Most cards being issued in the US are now Chip cards. The whole purpose of Chip technology is to make it difficult to physically counterfeit credit cards.  It's easy enough to make a fake magnetic stripe card.  But Chip cards include a microchip that is much more difficult to forge.  In this regard, Chip cards are like the Maginot line.  They are built to withstand a direct assault by a fraudster Wehrmacht.  But they have a huge vulnerability—they rely on issuer only issuing the cards to the right consumers.  If a Chip card is issued in the name of a real consumer to a fraudster, the issuing bank is stark naked. The card is a real, legitimate card.  That's exactly what the fraudsters should be able to get with the Equifax data.  The use of such a fraudulently issued card use may not even trigger any antifraud alerts, and if it does, it will be the fraudster who is contacted, not the consumer in whose name the card was issued.  So just as the Maginot line turned out to be rather useless because it wasn't extended all the way to the English Channel, allowing the Wehrmacht to flank it through the Ardennes, so too is Chip by itself vulnerable to this sort of "flanking" attack. (To be fair, there are some other vulnerabilities for Chip cards--if the Chip is disabled, for example, the card then falls back to a magnetic stripe use at most merchant terminals, and that allows for old-fashioned type counterfeiting fraud.) 

Now if we were in the pre-Chip world in the US, the situation would be the same:  the card issuer would be liable for card-present fraud. But now after a major investment by issuers and merchants in new security technology, we see the result being sort of like the huge expense of building the Maginot line. Yes, it prevented the Wehrmacht from rolling through Alsace.  But all it meant was that they had to side-step it through Luxembourg and Belgium.  

KYC/AML Issues

Where the direct pecuniary losses fall will depend on whether fraudsters use fake accounts for on-line transactions (probably safer for them as they aren't going to have to appear in person) or for in-person, card-present transactions.For the card-present transactions, though, the issuers will be eating the fraud losses, but the merchants will absorb the card-not-present losses.  This seems quite unfair to merchants--they have no ability to prevent this sort of fraud loss, yet they will be the ones absorbing the costs for the card-not-present fraud, even though the card issuers are the least cost avoiders of the harm because they could better screen card applications. Given the number of consumers' whose data was involved, the potential losses for both merchants and banks are staggering and potentially systemic. 

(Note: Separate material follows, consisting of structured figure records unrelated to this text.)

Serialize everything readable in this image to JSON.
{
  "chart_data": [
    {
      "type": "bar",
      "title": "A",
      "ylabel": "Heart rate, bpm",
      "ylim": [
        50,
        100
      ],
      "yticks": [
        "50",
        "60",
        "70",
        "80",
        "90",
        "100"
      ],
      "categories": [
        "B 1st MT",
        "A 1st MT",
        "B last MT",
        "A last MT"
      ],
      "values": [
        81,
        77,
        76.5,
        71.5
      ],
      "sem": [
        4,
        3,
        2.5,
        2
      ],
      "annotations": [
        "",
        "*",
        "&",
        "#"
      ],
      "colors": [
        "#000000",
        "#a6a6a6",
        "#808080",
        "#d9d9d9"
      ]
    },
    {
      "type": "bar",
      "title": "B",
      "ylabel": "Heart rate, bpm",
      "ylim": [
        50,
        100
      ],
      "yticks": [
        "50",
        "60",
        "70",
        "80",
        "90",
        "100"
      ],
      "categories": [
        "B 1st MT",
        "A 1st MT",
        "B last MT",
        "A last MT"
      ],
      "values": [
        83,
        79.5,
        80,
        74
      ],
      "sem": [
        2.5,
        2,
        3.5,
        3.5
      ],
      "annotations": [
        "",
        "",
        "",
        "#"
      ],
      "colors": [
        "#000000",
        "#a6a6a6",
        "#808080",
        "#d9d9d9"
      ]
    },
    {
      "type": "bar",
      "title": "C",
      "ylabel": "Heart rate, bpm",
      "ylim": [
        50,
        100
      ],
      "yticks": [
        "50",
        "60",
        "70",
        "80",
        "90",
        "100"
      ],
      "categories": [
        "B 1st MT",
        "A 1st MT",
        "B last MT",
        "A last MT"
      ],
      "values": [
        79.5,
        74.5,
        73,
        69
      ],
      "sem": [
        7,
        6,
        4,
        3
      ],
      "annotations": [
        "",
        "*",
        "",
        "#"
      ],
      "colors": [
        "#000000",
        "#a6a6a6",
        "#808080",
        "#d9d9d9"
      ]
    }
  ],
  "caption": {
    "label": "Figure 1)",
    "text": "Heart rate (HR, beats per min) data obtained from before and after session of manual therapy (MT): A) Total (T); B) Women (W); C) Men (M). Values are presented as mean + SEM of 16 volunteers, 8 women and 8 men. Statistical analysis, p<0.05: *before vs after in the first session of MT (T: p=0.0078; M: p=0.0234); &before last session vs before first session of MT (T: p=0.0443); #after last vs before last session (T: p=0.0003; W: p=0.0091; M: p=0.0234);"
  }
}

All of this leaves me wondering what bank regulators are advising about know-your-customer compliance for card issuers in the wake of this data breach. Can card issuers that rely on data from CRAs for consumer ID verification actually be said to have verified their customers now?  I can't see how, although I also don't see regulators doing anything about it because the alternative would seriously upset the card issuer business model. What we're likely to have, then, is a regulatory bailout of card issuers by virtue of inaction and nonenforcement of KYC rules. Let's just hope that there isn't a fraudulently issued card that ends up being used for terrorism finance.  This is something about which Congress should really press the prudential regulators:  how are they going to ensure that the banking system is protected against massive fraud and how are they going to ensure that the fraud isn't used for terrorism finance or other nefarious purposes?